The University of Glasgow’s position as a leading centre for the development of precision medicine has been underlined by the award of £3.4 million from the Medical Research Council and the Engineering and Physical Sciences Research Council (EPSRC) to create the largest MRC Molecular Pathology Node in the UK.

The vision of precision medicine is to find treatments based on an individual patients’ own physiology and response to diseases, rather than relying on one-size-fits-all therapies that fail to help many.

Based in the purpose-built Laboratory Medicine Building at The Queen Elizabeth University Hospital, the Glasgow Molecular Pathology Node will enable scientists, pathologists and clinicians to collaborate with our industry partners in developing new diagnostic tests. The University’s investments at The Queen Elizabeth University Hospital have already established a world-leading reputation for Glasgow in precision medicine. 

The Node will co-locate with the £20m the Stratified Medicine Scotland  Innovation Centre; a £32m Imaging Centre of Excellence, housing the UK’s first 7-Tesla MRI scanner on a clinical site, which will provide ultra high-resolution imaging to support researchers and clinical trials; a £5m clinical research facility that will host precision medicine clinical trials; and the £30m Queen Elizabeth Teaching & Learning Centre, including dedicated incubator space for life sciences companies to engage with researchers and the NHS.

The Glasgow Molecular Pathology Node will integrate laboratory medicine, including pathology and informatics disciplines, which handle and analyse the large datasets that emerge from molecular research. 

Right treatment at the right time

Professor Anna Dominiczak, Vice Principal and Head of the College of Medical, Veterinary and Life Sciences at the University of Glasgow, said: “The goal of precision medicine is to provide the right treatment, to the right patient, at the right time, for the right cost and the right outcome.

“We now understand more about abnormalities in DNA and other molecules which occur in disease. 

“This so-called ‘molecular pathology’ is revealing significant variation in diseases which by standard classifications, for example by a pathologist using a microscope, have been indistinguishable.  So, for instance, we now know that pancreatic cancer is not just one disease but many different ones, potentially with different treatments.”

Dr Karin Oien, the lead investigator, said: “Glasgow is central to stratified therapeutic development in the UK and worldwide. Our investigators include global opinion leaders with major roles in international academic studies and industry efforts.

“Our Node will immediately integrate with current and emerging large-scale initiatives such as the Stratified Medicine Scotland Innovation Centre, the Precision Medicine Catapult, the Scottish Genomes Partnership, Genome England and the International Cancer Genome Consortium, the next iteration of which is focused on clinical delivery, to exploit opportunities provided through these mechanisms, and in turn substantially enhance them.

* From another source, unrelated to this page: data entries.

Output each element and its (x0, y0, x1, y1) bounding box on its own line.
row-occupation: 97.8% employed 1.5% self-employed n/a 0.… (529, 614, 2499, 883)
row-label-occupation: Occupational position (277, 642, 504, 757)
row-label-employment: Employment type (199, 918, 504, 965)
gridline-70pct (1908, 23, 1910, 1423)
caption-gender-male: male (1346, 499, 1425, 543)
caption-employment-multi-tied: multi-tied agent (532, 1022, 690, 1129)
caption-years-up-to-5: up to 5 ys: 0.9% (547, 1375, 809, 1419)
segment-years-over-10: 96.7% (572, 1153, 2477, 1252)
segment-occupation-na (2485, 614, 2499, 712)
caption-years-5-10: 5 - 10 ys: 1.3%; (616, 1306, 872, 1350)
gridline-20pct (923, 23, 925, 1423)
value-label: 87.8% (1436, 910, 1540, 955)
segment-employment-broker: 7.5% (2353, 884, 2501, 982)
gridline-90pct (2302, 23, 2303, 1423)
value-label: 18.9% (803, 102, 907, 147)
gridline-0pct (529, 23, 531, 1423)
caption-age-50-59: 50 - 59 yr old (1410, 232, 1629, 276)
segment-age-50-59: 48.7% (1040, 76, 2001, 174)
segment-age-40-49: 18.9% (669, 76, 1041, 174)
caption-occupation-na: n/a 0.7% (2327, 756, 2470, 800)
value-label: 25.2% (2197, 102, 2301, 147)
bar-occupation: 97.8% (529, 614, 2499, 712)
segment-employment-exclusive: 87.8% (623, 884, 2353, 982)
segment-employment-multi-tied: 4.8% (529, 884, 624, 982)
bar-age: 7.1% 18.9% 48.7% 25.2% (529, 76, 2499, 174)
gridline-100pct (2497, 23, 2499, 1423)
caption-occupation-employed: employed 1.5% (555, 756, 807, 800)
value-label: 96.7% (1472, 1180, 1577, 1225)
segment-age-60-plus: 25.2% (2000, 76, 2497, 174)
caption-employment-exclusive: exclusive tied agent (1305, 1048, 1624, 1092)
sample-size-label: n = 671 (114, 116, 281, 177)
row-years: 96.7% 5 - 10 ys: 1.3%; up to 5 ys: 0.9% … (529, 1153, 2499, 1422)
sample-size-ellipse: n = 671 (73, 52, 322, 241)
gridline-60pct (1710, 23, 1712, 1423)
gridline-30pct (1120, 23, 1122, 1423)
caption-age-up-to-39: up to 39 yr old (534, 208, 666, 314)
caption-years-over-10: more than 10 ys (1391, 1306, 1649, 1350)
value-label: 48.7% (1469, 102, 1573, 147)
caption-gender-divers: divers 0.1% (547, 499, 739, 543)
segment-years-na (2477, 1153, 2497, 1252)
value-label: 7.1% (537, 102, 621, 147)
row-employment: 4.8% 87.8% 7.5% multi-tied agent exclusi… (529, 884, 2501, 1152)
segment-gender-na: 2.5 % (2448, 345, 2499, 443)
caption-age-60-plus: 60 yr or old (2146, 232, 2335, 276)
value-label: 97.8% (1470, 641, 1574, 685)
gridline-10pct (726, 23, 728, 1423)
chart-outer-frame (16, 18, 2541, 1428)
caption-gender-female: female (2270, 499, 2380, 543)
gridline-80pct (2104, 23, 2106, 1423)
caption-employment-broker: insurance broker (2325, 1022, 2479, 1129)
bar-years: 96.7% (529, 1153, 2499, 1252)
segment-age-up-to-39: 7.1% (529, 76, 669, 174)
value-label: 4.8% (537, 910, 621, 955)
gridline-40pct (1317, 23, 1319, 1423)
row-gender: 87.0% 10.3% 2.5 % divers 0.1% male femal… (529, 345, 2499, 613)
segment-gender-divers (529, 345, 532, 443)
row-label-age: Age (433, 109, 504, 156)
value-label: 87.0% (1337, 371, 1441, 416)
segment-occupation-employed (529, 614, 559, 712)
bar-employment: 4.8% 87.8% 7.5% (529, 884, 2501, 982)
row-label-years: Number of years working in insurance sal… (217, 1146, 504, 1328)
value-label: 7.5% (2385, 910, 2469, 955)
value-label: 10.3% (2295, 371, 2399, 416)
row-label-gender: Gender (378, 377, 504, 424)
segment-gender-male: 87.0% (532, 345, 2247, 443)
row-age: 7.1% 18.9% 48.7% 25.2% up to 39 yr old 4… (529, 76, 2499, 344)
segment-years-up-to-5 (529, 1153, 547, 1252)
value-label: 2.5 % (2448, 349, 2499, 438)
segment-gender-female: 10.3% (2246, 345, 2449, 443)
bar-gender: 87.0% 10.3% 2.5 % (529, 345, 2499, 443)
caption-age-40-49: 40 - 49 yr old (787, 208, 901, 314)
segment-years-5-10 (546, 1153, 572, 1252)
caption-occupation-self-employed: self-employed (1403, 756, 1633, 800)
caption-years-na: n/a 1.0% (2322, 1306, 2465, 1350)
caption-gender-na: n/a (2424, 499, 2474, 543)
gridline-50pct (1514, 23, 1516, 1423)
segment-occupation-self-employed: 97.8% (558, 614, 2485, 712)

“Our excellent training in molecular pathology, genetics, informatics and stratified medicine will address national skill shortages and contribute to a workforce capable of developing, undertaking, interpreting, and applying the results of novel molecular diagnostics, across a range of professions and expertise from geneticists, pathologists, clinical and other scientists, informaticians and clinicians across hospital practice and primary care.”

Funding for six nodes across the UK was announced, with Glasgow receiving the largest single award.